Recipe – Baked Pesto Salmon with Opera House Potatoes


This tastes so good, and is quite possibly the easiest thing you’ll ever make for dinner. Make the side dish of potatoes first, since it takes longer. When I make this, I usually also have a side of asparagus, or broccoli, or a salad.

BAKED PESTO SALMON
Ingredients:
Salmon steak (4 – 6 oz per person is a healthy serving size)
Basil pesto (1 teaspoon per person)
Pecorino or parmesan cheese, finely grated (1/2 oz per person)
Squeeze of lemon
Preparation:
Preheat oven to 350 degrees. Sear the salmon skin side down for 2 minutes in a hot pan with a little canola oil. Combine the pesto and cheese, then spread this mixture over one side of the salmon. Squeeze fresh lemon juice over top. Bake for 15 minutes.
OPERA HOUSE POTATOES
Named by my nephews, who think the finished product looks like a potato version of the Sydney Opera House sails!
Ingredients:
Baby Potatoes (4 – 5 per person, depending on the size)
Olive oil (About 1/2 tablespoon per person)
Sea Salt 
Rosemary, chopped fine
Thyme
Preparation:
Preheat oven to 350 degrees.
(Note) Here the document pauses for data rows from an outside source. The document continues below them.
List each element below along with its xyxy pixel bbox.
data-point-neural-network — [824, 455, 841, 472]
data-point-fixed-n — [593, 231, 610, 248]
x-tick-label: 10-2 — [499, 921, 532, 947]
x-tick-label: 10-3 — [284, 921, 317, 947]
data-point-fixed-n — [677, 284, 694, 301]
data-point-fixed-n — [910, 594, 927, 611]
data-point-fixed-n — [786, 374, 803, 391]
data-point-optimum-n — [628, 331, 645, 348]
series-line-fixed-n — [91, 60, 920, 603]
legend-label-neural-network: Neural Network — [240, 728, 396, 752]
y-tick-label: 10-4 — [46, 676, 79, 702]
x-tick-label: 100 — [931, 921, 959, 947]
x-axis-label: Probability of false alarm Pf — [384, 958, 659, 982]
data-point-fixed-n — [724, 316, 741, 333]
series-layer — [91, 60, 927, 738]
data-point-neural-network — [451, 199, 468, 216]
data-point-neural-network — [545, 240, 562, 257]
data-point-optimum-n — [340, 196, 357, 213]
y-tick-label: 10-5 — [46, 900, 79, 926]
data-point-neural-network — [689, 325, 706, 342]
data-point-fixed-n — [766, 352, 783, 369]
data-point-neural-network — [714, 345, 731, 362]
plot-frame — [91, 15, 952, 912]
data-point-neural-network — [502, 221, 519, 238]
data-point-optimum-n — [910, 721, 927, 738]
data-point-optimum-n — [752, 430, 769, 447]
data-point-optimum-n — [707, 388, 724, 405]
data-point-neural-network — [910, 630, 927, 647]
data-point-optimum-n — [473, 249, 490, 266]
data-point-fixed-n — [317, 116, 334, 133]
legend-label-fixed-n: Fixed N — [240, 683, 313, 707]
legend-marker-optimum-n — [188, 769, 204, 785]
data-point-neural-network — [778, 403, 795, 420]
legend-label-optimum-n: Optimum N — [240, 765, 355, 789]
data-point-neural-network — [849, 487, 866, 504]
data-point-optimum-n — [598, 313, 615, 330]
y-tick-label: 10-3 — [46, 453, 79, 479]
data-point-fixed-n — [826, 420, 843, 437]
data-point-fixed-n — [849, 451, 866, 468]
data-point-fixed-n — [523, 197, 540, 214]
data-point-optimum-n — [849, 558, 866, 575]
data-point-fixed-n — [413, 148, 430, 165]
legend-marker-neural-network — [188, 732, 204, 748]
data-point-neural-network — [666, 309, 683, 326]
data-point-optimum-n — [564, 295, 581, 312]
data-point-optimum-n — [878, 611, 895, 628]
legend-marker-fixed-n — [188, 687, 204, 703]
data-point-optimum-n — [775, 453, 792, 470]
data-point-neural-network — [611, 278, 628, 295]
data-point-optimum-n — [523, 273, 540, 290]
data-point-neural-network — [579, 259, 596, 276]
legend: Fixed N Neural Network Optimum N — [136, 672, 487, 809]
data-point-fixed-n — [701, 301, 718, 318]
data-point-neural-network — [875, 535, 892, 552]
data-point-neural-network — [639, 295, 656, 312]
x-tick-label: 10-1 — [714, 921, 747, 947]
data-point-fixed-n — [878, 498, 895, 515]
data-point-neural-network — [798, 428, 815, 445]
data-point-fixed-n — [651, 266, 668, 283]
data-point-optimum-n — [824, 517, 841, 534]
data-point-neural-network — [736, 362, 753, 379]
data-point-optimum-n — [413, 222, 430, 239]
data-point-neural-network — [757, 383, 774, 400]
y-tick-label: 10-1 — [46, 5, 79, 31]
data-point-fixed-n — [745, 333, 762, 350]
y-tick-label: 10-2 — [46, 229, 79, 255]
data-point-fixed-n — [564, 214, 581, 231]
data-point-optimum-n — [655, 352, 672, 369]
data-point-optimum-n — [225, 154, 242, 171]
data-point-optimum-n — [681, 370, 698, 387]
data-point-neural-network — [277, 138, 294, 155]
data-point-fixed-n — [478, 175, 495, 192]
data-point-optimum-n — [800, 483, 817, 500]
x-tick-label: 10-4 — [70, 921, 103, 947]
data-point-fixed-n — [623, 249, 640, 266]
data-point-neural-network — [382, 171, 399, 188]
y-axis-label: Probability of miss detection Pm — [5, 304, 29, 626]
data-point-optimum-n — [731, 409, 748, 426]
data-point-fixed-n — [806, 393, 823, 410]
Make thin cuts on one side of each baby potato, not all the way through, just so they can fan out slightly. Drizzle a little olive oil over the fanned sides, then sprinkle the sea salt (to taste) on top. Bake on an  oil-sprayed cookie tray for 20-30 minutes, until brown. When ready, sprinkle the chopped rosemary and the thyme leaves on top, and serve.